ACTING JUDGE NKOSINATHI NKONYANE N.O.

1st Respondent



CHRISTOPHER ZWANE

2nd Respondent



Civil Case No. 2951/2005

Coram: S.B. MAPHALALA-J

For the Applicant: MR. S. SIMELANE

For the Respondent: MS X. HLATSHWAYO




RULING

(16th March 2006)




[1] The Second Respondent has raised from the bar a point in limine to the effect that the Applicant's application is bad in law in that it lacks all necessary averments to support an application for review. In this regard it was contended that the averments in the Founding affidavits fall short is satisfying the purpose of review proceedings that the Applicant is aggrieved by the method used by the court during the proceedings. In this regard the court was referred to the authority in Herbstein and Van Winsen, The Civil Practice of the Supreme Court of South Africa, 4th Edition at page 932 where the following is stated:


"The reason for bringing proceedings under review or appeal is usually the same, to have the judgment set aside. Where the reason is that the court came to a wrong conclusion on the facts or the law, the appropriate procedure is by way of appeal. Where, however, the real grievance is against the method of the trial, it is proper to bring the case on review".


[2] The court was further referred to the legal authorities of Davenish GE, Administrative Law and Justice in South Africa, Butterworth (2001 at page 427 and the case of Lonsey Veloso vs A.E. Wolmaras, The Chairman Disciplinary Enquiry Standard Bank of Swaziland Limited - High Court Case No. 932/1998.


[3] On the other hand Mr. Simelane for the Applicant relied on what is stated by Tebbutt J A in the Court of Appeal judgment of Takhona Dlamini vs President of the Industrial Court and another Case No. 23/1997 to the effect that permissible grounds of review at common law include unreasonableness, gross unreasonableness, the fact that the decision of the court was reached arbitrarily or capriciously, or mala fide or that the court took into account irrelevant consideration or ignored relevant considerations or the fact that the court failed to apply its mind to the entire evidence based before it, or the fact that the decision was so unreasonable as to warrant an inference that the court did not apply its mind to the evidence and error of law.


[4] The court was further referred to the cases of Standard Bank vs Thembi Dlamini and another, High Court Case No. 3420/2000 and the South African case of Kabuika and another vs Minister of Home Affairs and others 1997 (4) S.A. 341. In this respect the court was referred to paragraphs 9.1, 10.2.5, 11 and 12 of the Applicant's Founding affidavit as evidence that the decision of the court was grossly unreasonable so as to give to the inference that it did not apply itself to the evidence before it and that the court ignored relevant considerations and failed to apply its mind to certain relevant considerations but took into account irrelevant considerations.

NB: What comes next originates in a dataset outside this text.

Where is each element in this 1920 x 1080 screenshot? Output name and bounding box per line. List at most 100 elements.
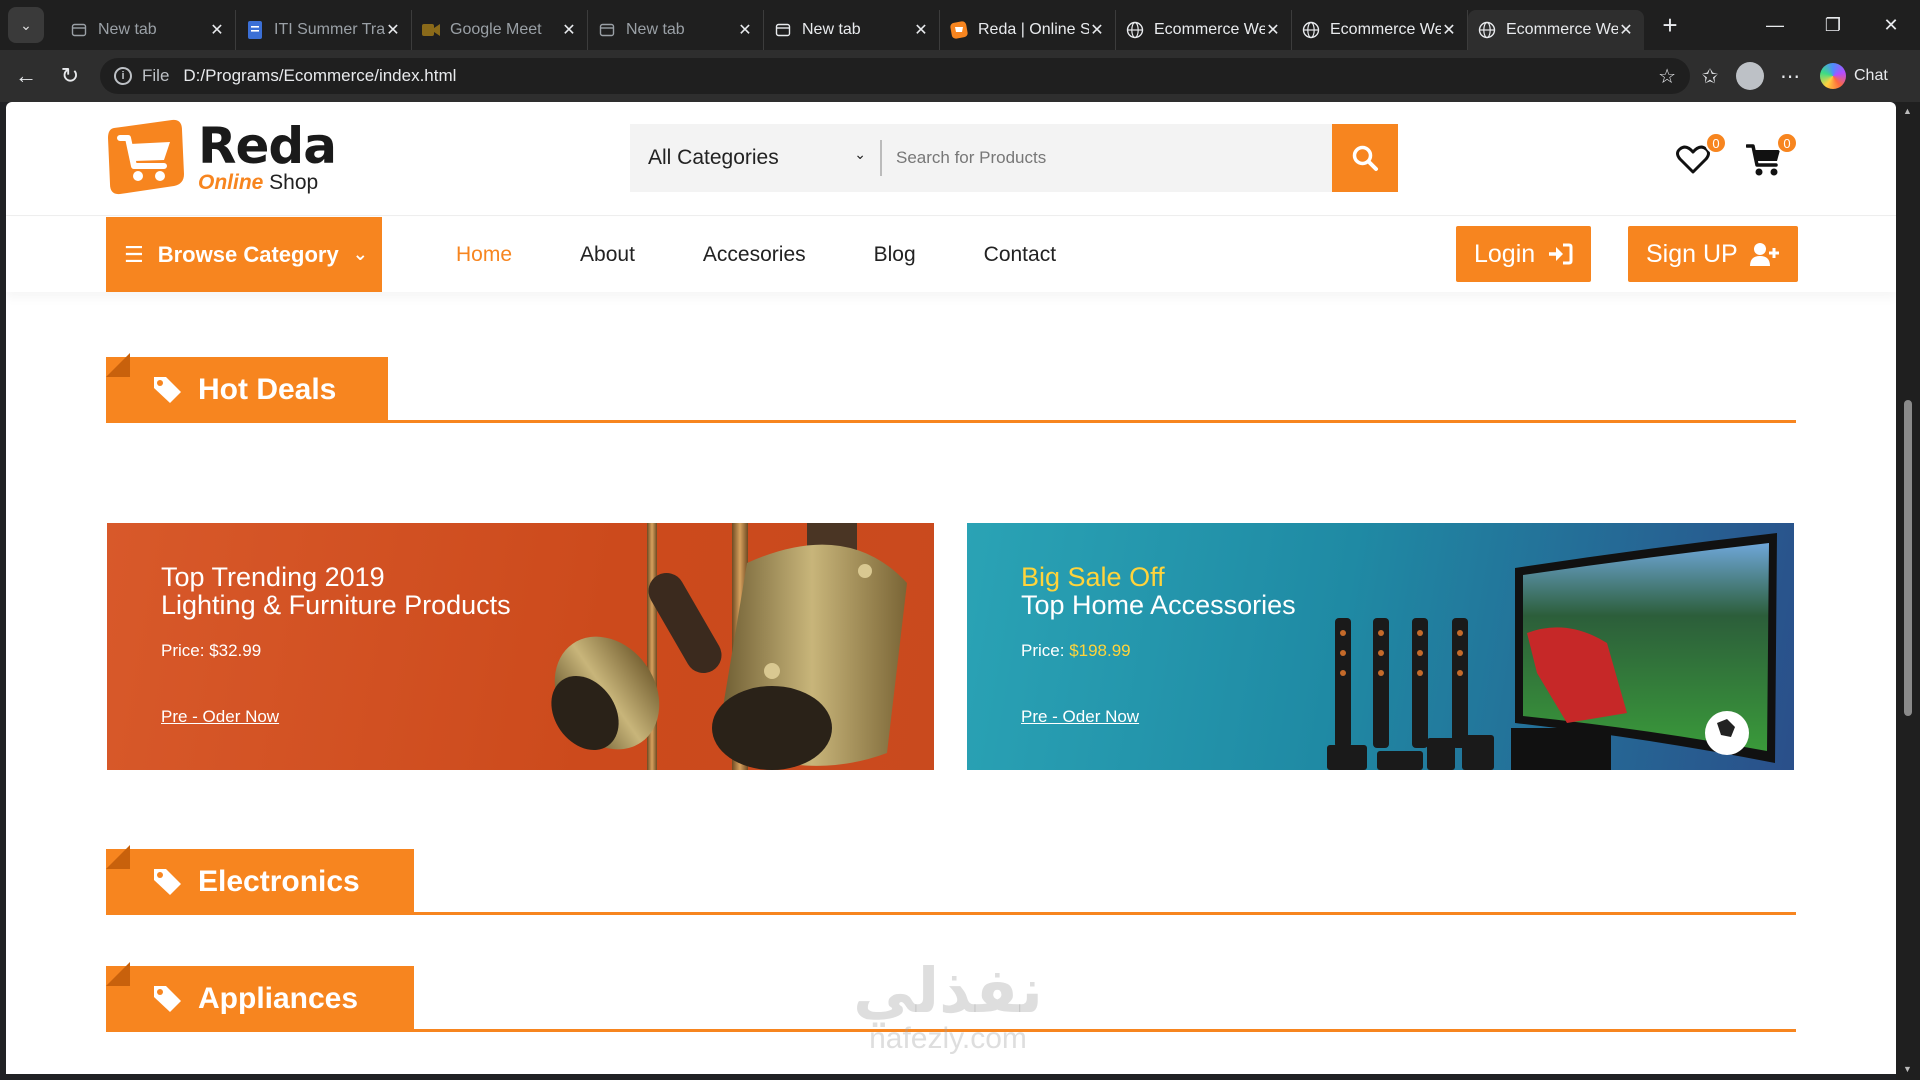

[5] It appears to me that on the basis of the legal authorities cited for the Applicant and the paragraphs in the Founding affidavit I have been referred to that the Applicant has advanced grounds of review competent at common law. In the result, I find that the point of law in limine has no merit and therefore the matter ought to proceed to the merits. Costs reserved to the merits of the case.